The catalyst precursors were studied by Thermal Analysis (TA), Fourier-Transform Infrared spectroscopy (FTIR) and Ultraviolet–Visible spectroscopy (UV-vis).

The thermal analysis was carried out on a Netzsch STA 449 C Jupiter (NETZSCH-Gerätebau GmbH, Wittelsbacherstraße 42, 95100 Selb, Germany) instrument equipped with a DTA/TG holder in the temperature range of 40–300 °C in a flow of He (30 cm³/min). The heating rate of the samples (100 mg) was 10 °C/min.

The FTIR spectra were taken at room temperature on a FTIR Varian 640-IR (Agilent Technologies, 5301 Stevens Creek Blvd, Santa Clara, CA 95051, USA) spectrometer.

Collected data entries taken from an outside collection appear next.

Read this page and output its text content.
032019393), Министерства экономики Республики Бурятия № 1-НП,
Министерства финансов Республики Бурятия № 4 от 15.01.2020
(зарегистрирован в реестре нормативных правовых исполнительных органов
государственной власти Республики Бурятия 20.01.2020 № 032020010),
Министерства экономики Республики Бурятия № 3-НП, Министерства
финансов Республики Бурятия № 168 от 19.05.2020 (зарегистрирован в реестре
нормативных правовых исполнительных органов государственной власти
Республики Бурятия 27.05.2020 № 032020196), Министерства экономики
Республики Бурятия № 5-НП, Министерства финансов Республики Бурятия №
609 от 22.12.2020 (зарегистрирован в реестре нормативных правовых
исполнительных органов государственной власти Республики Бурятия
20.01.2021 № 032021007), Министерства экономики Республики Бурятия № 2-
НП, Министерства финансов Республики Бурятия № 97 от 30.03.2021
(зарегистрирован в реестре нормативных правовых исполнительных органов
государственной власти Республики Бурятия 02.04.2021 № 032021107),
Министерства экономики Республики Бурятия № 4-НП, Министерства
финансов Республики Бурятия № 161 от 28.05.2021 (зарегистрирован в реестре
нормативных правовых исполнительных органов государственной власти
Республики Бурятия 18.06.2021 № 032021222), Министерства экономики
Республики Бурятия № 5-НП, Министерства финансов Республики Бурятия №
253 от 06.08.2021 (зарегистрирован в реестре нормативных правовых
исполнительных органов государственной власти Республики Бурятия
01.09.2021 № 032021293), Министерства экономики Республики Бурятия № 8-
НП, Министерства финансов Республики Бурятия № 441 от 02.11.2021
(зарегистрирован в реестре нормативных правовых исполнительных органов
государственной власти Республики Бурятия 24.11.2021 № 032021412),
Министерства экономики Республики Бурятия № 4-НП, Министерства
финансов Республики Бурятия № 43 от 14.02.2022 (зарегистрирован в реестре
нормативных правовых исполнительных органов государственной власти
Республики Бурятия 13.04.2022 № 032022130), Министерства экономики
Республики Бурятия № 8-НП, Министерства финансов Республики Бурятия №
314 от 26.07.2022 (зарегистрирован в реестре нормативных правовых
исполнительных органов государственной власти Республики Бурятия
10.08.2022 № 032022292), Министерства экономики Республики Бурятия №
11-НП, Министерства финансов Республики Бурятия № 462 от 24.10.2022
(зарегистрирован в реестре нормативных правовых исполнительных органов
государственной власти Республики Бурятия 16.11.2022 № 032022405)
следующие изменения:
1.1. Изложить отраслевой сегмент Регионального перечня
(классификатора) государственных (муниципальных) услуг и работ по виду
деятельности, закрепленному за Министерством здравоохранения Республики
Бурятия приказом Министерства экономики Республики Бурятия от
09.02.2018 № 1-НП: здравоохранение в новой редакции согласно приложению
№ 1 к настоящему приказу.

Prior to the spectral measurements, the 5 mg samples were mixed with 400 mg of KBr and compressed into tablets.

The UV-vis diffuse reflectance spectra were recorded at room temperature in the range of 200–700 nm with a resolution of 1 nm using a Cary 100 UV–Vis Varian (Agilent, 5301 Stevens Creek Blvd., Santa Clara, CA 95051, USA) spectrometer equipped with a DRA-30I diffuse reflectance accessory.

The reduced catalysts were studied by transmission electron microscopy (TEM). They were separated from the reaction medium with a magnet, washed three times with distilled water and three times with acetone. The catalysts were then evacuated at room temperature for 24 h, after which they were stored in a desiccator under an inert medium (argon) to prevent sample oxidation by air oxygen. Electron microscopy images of the catalysts were obtained on a JEM-2010 electron microscope with an accelerating voltage of 200 kV and a resolving power of 1.4 Å. The samples to be analyzed were applied to a holey carbon film fixed on a standard copper grid. Size distribution diagrams were constructed using measured diameters (d_i) of at least 300 particles (n_i). The mean particle sizes were quoted [37] as a surface area-weighted diameter (${\overline{d}}_s$):

$$\overline{d_s}={\displaystyle \sum }_i{n}_i{d}_i^3/{\displaystyle \sum }_i{n}_i{d}_i^2$$

(4)

The kinetics of sodium borohydride hydrolysis was studied in a temperature controlled glass reactor at 40 °C. The solid-state NaBH₄ composite was placed into the reactor and then 10 mL of deionized water was added. The volume of the evolved hydrogen was measured using a 100 mL gas burette with a resolution of 0.2 mL. The data obtained were corrected to Standard Temperature and Pressure – S.T.P. - (0 °C, 1 atm) based on three repeated experiments carried out under the same conditions. The experimental uncertainty was less than 2%.

The catalytic activity (A) was determined as the average rate ($\overline{r}$) of hydrogen evolution (cm³/s) referred to the mass ($m_M$) of the metal (g) in the NaBH₄ composite:

$$A\hspace{0.17em}=\hspace{0.17em}\frac{\overline{r}}{m_M}\hspace{0.17em}$$

(5)

4. Conclusions

Hydrates of cobalt and nickel chlorides after thermal treatment at 150 and 300 °C were used as catalytic precursors for solid-state hydrogen-generation composites based on sodium borohydride. Using thermal analysis and FTIR spectroscopy, it was found that thermal treatment led to the removal of water from the salts, which increased with the increasing temperature. According to the UV-vis data, in the first coordination sphere of a metal (cobalt or nickel), water molecules were partially replaced by chloride ions, which have a weaker electrostatic field. Apparently, the weakening of the ligand field led to the formation of smaller particles of the active catalytic phase of amorphous metal borides. Thus, the higher activity of the dehydrated salts in the sodium borohydride hydrolysis is a result of the smaller size of the catalyst particles forming in the reaction medium under the action of sodium borohydride.

Summarizing the results of our study, it may be concluded that the hydrates of cobalt and nickel chlorides used for the preparation of solid-state NaBH₄ composites should preferably have a low content of water.